Attention-deficit/hyperactivity disorder (ADHD) occurs more frequently
than expected in prevalent cohorts with epilepsy. The association has been
attributed to the epilepsy or its treatment, although it is impossible to
determine in previous studies which condition occurs first.
To conduct a population-based case-control study of all newly diagnosed
unprovoked seizures among Icelandic children younger than 16 years to address
the question of time order.
Children with seizures were matched to the next 2 same-sex births from
the population registry. The Diagnostic Interview Schedule for Children was
used to make a DSM-IV diagnosis of ADHD in a standardized
fashion among cases and controls aged 3 to 16 years.

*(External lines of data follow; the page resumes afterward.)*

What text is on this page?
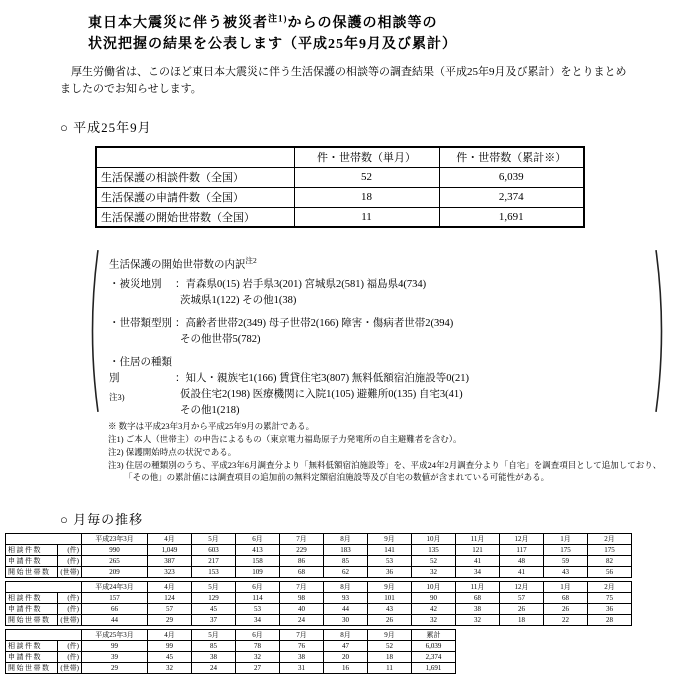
東日本大震災に伴う被災者$^{注1)}$からの保護の相談等の
状況把握の結果を公表します（平成25年9月及び累計）

　厚生労働省は、このほど東日本大震災に伴う生活保護の相談等の調査結果（平成25年9月及び累計）をとりまとめましたのでお知らせします。

○ 平成25年9月
	件・世帯数（単月）	件・世帯数（累計※）
生活保護の相談件数（全国）	52	6,039
生活保護の申請件数（全国）	18	2,374
生活保護の開始世帯数（全国）	11	1,691
生活保護の開始世帯数の内訳$^{注2}$
・被災地別 ：青森県0(15) 岩手県3(201) 宮城県2(581) 福島県4(734)
茨城県1(122) その他1(38)
・世帯類型別 ：高齢者世帯2(349) 母子世帯2(166) 障害・傷病者世帯2(394)
その他世帯5(782)
・住居の種類別	：知人・親族宅1(166) 賃貸住宅3(807) 無料低額宿泊施設等0(21)
注3)	仮設住宅2(198) 医療機関に入院1(105) 避難所0(135) 自宅3(41)
その他1(218)
※ 数字は平成23年3月から平成25年9月の累計である。
注1) ご本人（世帯主）の申告によるもの（東京電力福島原子力発電所の自主避難者を含む）。
注2) 保護開始時点の状況である。
注3) 住居の種類別のうち、平成23年6月調査分より「無料低額宿泊施設等」を、平成24年2月調査分より「自宅」を調査項目として追加しており、「その他」の累計値には調査項目の追加前の無料定額宿泊施設等及び自宅の数値が含まれている可能性がある。
○ 月毎の推移
		平成23年3月	4月	5月	6月	7月	8月	9月	10月	11月	12月	1月	2月
相談件数	(件)	990	1,049	603	413	229	183	141	135	121	117	175	175
申請件数	(件)	265	387	217	158	86	85	53	52	41	48	59	82
開始世帯数	(世帯)	209	323	153	109	68	62	36	32	34	41	43	56
		平成24年3月	4月	5月	6月	7月	8月	9月	10月	11月	12月	1月	2月
相談件数	(件)	157	124	129	114	98	93	101	90	68	57	68	75
申請件数	(件)	66	57	45	53	40	44	43	42	38	26	26	36
開始世帯数	(世帯)	44	29	37	34	24	30	26	32	32	18	22	28
		平成25年3月	4月	5月	6月	7月	8月	9月	累計
相談件数	(件)	99	99	85	78	76	47	52	6,039
申請件数	(件)	39	45	38	32	38	20	18	2,374
開始世帯数	(世帯)	29	32	24	27	31	16	11	1,691
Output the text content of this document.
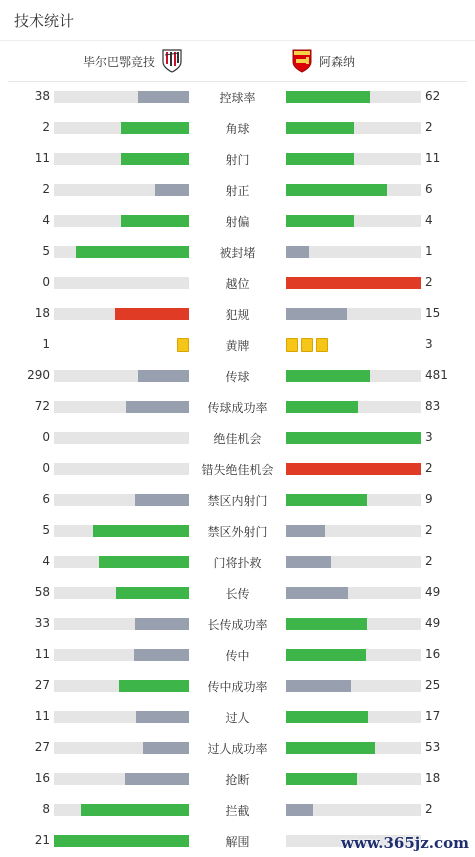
技术统计
毕尔巴鄂竞技	阿森纳
38	控球率	62
2	角球	2
11	射门	11
2	射正	6
4	射偏	4
5	被封堵	1
0	越位	2
18	犯规	15
1	黄牌	3
290	传球	481
72	传球成功率	83
0	绝佳机会	3
0	错失绝佳机会	2
6	禁区内射门	9
5	禁区外射门	2
4	门将扑救	2
58	长传	49
33	长传成功率	49
11	传中	16
27	传中成功率	25
11	过人	17
27	过人成功率	53
16	抢断	18
8	拦截	2
21	解围	www.365jz.com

A history of ADHD was 2.5-fold more common among children with newly
diagnosed seizures than among control subjects (95% confidence interval [CI],
1.1-5.5). The association was restricted to ADHD predominantly inattentive
type (odds ratio [OR], 3.7; 95% CI, 1.1-12.8), not ADHD predominantly hyperactive-impulsive
type (OR, 1.8; 95% CI, 0.6-5.7) or ADHD combined type (OR, 2.5; 95% CI, 0.3-18.3).
Seizure type, etiology, sex, or seizure frequency at diagnosis (1 or >1) did
not affect findings.
Attention-deficit/hyperactivity disorder occurs more often than expected
before unprovoked seizures, suggesting a common antecedent for both conditions.